José Saramago, Será Mago das Palavras???

 
 
 
 

A Maior Flor do Mundo

( Reescrita a Pedido de Saramago)

Ivanir Faria

 

Havia uma aldeia chamada Azinhaga, plantada numa região conhecida como Ribatejo, no coração de Portugal.

De uma família de camponeses, ali nascera um menino que se chamava José porque esse era também o nome do santo de devoção de sua Mãe.

Ainda bebé de colo, José conhecera a figura do santo, pois ficava horas ao pé da imagem ouvindo sua Mãe rezar. São José trazia num braço o Menino e no outro uma haste com flores brancas. Aí, nessas flores é que o bebé, o José, nosso herói prendia sua atenção. Aprendera, desde então,  a gostar muito das flores…

(Estamos na primeira página e acho muito cedo para o menino sair e se aventurar pelo mundo e fora dele. Vamos deixar isso para a próxima página…)

 

Alguns anos se passaram. José crescia entre os poucos familiares: Além da Mãe e do Pai, uma Irmã mais nova, com quem às vezes brincava. Tinha uma Avó um tanto caduca, de quem pouco se aproximava, talvez por ter muita imaginação e ver na senhora uma figura que lhe metia medo. Ah, havia ainda um Tio que aparecia quando bem lhe apetecia e de novo sumia (tanto é que dele já me esquecia).

Estava José nos fundos do quintal a tentar salvar as mirradas flores que possuía e, de regador em mãos, resolveu cruzar a mata das azinheiras para chegar até ao rio.

 

Encheu o regador e mirou a correnteza a  pensar onde é que toda aquela água iria parar.

“_Será que segue para regar mil campos de flores mais viçosas do que as que eu tento salvar?(“Vou ou não vou?”)

E foi. Sem mais pensar. Abandonou ali seu compromisso e rumou à aventura de descobrir que flores haviam pelo Mundo, diferentes das suas minúsculas margaridas.
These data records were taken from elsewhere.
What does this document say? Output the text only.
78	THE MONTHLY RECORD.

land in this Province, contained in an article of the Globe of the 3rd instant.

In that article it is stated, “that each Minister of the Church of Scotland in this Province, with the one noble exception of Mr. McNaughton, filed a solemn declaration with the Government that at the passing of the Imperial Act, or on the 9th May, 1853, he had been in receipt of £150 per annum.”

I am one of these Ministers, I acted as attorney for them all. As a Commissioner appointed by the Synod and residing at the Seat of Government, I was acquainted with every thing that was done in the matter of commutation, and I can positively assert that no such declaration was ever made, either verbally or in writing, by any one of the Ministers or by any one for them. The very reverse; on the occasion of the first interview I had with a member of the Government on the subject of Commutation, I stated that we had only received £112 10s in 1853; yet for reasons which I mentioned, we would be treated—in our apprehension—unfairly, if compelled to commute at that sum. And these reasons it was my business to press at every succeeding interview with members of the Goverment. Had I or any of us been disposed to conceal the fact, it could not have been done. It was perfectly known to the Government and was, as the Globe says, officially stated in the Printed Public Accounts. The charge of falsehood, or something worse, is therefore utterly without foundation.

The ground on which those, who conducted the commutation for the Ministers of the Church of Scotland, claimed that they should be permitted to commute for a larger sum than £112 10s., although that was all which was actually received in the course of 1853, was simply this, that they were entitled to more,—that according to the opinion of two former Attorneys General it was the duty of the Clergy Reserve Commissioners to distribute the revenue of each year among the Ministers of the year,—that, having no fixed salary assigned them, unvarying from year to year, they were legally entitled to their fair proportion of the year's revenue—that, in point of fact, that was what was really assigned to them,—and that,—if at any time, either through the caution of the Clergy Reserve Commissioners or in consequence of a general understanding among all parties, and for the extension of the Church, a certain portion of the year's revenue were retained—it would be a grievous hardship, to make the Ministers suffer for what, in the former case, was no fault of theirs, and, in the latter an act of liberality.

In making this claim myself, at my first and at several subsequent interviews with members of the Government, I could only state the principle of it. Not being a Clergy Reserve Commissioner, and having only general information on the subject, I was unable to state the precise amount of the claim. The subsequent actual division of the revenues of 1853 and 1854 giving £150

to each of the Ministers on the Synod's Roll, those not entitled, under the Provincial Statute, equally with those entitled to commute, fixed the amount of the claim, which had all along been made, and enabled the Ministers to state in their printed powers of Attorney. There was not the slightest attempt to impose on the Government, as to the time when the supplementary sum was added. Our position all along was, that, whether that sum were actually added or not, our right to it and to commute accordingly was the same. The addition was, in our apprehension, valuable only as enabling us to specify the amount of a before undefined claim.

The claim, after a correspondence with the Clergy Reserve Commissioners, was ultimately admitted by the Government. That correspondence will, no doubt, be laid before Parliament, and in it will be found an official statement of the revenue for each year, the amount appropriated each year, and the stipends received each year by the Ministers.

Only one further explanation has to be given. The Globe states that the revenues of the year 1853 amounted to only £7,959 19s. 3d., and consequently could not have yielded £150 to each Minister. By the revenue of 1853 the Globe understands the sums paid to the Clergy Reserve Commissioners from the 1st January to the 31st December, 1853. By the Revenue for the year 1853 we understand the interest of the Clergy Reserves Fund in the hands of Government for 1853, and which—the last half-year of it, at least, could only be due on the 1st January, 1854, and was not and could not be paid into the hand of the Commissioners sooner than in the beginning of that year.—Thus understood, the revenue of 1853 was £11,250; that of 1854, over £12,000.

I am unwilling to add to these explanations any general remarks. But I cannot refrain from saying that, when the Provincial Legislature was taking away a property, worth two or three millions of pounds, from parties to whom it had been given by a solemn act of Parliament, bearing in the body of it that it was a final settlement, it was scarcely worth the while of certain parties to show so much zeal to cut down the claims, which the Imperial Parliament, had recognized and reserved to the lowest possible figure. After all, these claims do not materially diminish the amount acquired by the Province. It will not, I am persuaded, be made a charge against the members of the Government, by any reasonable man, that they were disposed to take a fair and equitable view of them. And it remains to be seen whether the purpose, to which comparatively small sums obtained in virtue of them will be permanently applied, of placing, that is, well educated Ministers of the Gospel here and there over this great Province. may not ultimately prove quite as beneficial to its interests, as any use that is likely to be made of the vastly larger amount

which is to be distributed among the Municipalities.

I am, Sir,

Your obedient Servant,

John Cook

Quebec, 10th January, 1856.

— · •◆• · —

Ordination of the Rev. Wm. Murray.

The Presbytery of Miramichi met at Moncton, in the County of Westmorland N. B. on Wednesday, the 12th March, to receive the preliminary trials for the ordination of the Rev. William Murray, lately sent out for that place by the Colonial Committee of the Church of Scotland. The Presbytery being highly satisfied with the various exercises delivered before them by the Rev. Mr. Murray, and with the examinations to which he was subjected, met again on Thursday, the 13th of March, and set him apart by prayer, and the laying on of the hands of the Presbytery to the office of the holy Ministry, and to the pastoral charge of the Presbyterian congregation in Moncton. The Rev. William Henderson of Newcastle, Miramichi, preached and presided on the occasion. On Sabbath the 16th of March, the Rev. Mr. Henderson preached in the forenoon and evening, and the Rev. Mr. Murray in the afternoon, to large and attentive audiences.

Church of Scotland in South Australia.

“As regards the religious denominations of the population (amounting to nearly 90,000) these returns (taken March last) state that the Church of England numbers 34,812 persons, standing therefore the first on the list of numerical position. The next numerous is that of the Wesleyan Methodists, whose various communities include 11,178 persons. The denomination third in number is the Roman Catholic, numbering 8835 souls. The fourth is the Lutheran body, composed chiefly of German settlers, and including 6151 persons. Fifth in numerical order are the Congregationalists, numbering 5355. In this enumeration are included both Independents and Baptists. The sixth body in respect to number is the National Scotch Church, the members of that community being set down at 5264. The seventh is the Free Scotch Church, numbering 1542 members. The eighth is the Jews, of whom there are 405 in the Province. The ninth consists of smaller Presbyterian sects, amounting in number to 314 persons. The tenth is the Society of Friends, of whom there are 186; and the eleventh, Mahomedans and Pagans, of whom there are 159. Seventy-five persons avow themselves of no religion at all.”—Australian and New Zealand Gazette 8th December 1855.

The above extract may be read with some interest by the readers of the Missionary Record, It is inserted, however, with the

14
Seguiu a correnteza até quando mais não pôde. Desaguou no mar e misturou-se às águas salgadas.

Na lombada de um golfinho camarada viajou léguas e milhas, para além da costa, até aportar em uma praia, numa ilha distante, da qual nem o nome sabia.

 

Adentrou corajosamente naquelas terras para ver no que aquilo ia dar. Cruzou campos, subiu e desceu montantas, sempre sozinho pois por aquelas bandas não se via uma alma viva, nem uma borboleta razante, nada, um sinal sequer. Viu muita verdura, mas nada de flores ali. Era de admirar!

Continuou rumo Norte (Isso bem verdade não é. Nem eu, nem ele possuímos uma bússola para saber, mas esse “Norte” aconchega bem a frase, tem grande efeito literário…).

Quando subiu uma encosta o que é que viu ele? Era uma flor, mas nem parecia, de tão grande que era. Mas tão murcha estava ela que chegavam ao chão suas pétalas tronchudas…

Ali, vendo aquela agonia, dela teve pena e sentiu-se compromissado em salvá-la. Água, nem da chuva, nem do rio, nem da talha. O Rio… Havia passado por um grande rio, mas tão longe ele estava!… “Não importa”.

 

 

 

“Desce o menino a montanha,

Atravessa o mundo todo,

Chega ao grande rio Nilo,

No côncavo das mãos recolhe

Quanto de água lá cabia,

Volta ao mundo a atravessar,

Pela vertente se arrasta,

Três gotas que lá chegaram,

Bebeu-as a flor sedenta.

Vinte vezes cá e lá,

Cem mil viagens à Lua,

O sangue nos pés descalços,

Mas a flor aprumada

Já dava cheiro no ar,

E como se fosse um carvalho

Deitava sombra no chão”.

 

Cansado, José adormeceu debaixo da flor. Em casa, os pais mais que aflitos procuravam pelo menino. Cantos, caixas, moitas, nada! Família, vizinhos e amigos procuraram e também nada encontraram.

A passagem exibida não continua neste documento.